Figure 2. Simulated experiments can be defined in the
Virtual Wafer Fab using a popup window.

 

Step 7: Modeling The Data

The results of the simulated experiments were used to develop second order polynomial models for Idsat and log Ileak. The fit provided by these models was checked using regression analysis, and found to be excellent. Similar models were developed for the other parameters following the second set of simulated experiments. The fits were again excellent.

The Virtual Wafer Fab also supports neural net modeling.

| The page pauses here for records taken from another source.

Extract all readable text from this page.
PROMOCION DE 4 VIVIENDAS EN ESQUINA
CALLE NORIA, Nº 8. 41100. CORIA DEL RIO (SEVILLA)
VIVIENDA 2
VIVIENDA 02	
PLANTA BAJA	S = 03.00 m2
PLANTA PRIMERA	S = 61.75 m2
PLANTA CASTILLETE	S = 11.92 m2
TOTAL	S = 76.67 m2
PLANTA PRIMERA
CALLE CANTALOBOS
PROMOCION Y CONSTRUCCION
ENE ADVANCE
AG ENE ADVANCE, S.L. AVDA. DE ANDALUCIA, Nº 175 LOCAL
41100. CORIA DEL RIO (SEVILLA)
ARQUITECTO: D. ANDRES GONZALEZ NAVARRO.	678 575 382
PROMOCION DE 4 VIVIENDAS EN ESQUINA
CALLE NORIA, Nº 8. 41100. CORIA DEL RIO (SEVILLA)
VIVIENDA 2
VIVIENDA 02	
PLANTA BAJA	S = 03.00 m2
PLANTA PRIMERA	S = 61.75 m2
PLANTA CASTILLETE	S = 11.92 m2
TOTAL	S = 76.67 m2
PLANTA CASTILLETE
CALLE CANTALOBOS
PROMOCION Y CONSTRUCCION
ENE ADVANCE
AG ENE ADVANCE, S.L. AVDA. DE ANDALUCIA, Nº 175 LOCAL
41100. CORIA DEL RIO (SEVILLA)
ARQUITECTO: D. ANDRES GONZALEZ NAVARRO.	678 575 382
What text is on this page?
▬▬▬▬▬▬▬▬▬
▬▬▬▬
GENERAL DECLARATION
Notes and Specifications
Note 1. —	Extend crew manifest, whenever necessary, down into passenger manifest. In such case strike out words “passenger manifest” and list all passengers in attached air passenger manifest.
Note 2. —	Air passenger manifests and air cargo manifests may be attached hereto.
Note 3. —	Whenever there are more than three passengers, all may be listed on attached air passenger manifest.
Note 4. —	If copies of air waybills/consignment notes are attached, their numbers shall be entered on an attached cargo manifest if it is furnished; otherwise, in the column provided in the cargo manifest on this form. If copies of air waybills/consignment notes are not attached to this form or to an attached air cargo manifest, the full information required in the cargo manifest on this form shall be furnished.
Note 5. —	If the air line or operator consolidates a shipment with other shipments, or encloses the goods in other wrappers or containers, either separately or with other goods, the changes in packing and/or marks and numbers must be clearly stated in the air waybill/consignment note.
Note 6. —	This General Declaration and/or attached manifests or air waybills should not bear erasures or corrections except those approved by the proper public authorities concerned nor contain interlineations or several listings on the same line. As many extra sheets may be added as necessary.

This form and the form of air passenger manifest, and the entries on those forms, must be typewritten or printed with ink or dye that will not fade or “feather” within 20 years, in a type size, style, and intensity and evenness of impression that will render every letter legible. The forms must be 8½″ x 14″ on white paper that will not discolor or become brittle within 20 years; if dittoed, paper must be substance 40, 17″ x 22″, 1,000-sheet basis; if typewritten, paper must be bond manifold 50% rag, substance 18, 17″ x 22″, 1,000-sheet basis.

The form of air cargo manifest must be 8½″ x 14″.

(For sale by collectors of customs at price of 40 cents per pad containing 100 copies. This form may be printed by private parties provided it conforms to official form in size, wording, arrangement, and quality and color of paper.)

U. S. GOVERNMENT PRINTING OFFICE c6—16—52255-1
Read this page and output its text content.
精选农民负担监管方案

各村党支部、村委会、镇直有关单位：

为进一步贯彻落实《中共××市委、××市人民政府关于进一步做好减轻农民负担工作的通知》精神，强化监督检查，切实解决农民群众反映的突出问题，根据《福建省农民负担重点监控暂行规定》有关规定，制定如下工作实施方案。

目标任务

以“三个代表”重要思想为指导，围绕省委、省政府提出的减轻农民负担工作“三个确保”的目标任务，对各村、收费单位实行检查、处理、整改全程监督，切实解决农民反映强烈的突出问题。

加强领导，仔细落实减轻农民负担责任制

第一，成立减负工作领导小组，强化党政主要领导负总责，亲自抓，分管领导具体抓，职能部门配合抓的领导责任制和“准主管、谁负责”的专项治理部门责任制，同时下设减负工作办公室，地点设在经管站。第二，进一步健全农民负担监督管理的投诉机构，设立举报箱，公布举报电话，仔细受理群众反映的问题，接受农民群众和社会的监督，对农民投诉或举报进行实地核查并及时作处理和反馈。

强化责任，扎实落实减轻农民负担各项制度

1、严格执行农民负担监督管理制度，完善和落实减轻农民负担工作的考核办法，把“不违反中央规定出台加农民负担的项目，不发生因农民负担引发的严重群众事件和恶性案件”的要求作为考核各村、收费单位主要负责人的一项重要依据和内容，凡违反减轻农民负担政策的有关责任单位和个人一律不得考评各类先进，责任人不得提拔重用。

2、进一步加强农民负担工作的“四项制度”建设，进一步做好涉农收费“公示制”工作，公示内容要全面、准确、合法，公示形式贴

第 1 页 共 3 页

Neural net models can yield significant improvements in accuracy, and the improvement in accuracy often justifies the additional time that is required for training.

 

Step 8: Optimizing The Device

Optimization was performed using the second order polynomial models, and was therefore very efficient. The results obtained for the optimized doses are shown in Table 2. The original values are also shown, as are the electrical characteristics of both structures. An improvement in Idsat of more than 20 % is achieved with negligible degradation of the other parameters.

 

Table 2. The implant doses and electrical characteristics obtained
by the original approach and using simulation-driven optimization.

 

The simulation-driven methodology automatically provides information relating to manufacturability. Differentiation of the polynomial models yields the predicted sensitivities of electrical parameters to process variations. In the present case the process sensitivity calculation revealed no degradation in manufacturability.

 

Step 9: Experimental Confirmation

The final step in each optimization loop is experimental confirmation. A significant improvement in performance is usually obtained providing the initial calibration was done carefully. A judgement must then be made concerning the need for another pass through the optimization cycle. When multiple optimization cycles are performed the experimental results that are obtained at the end of each cycle can be fed back to improve the quality of the underlying calibration.

 

Convenience and Cost-Effectiveness

The Virtual Wafer Fab contains tools that substantially automate calibration, screening, the definition, generation, and execution of simulated experiments, modeling simulated data, and performing optimizations. This makes it convenient to use simulation-driven development. The total cpu time required for this study was several hundred hours, and the elapsed time in a networked computing environment was significantly less. Model generation and device optimization required additional hours of engineering time. Overall, a relatively small incremental expenditure of resources can result in significantly improved device and circuit performance.

 

Conclusions

Simulator-driven development methodologies can provide companies with a significant competitive advantage over those companies that still use earlier development methodologies. The Virtual Wafer Fab makes it more convenient to use simulation-driven development.

 

Acknowledgments

Portions of the work described here were contained in a paper presented at the 1994 European Solid State Device Research Conference (ESSDERC). We thank the other authors of that paper[1] for their significant contributions.

 

Reference

1. G. Le Carval, D. Poncet, G. Guegan, J.-P. Caire,
Proceedings Of The 24th European Solid State Device Research Conference,
Editions Frontieres, France, pp. 841-844, 1994.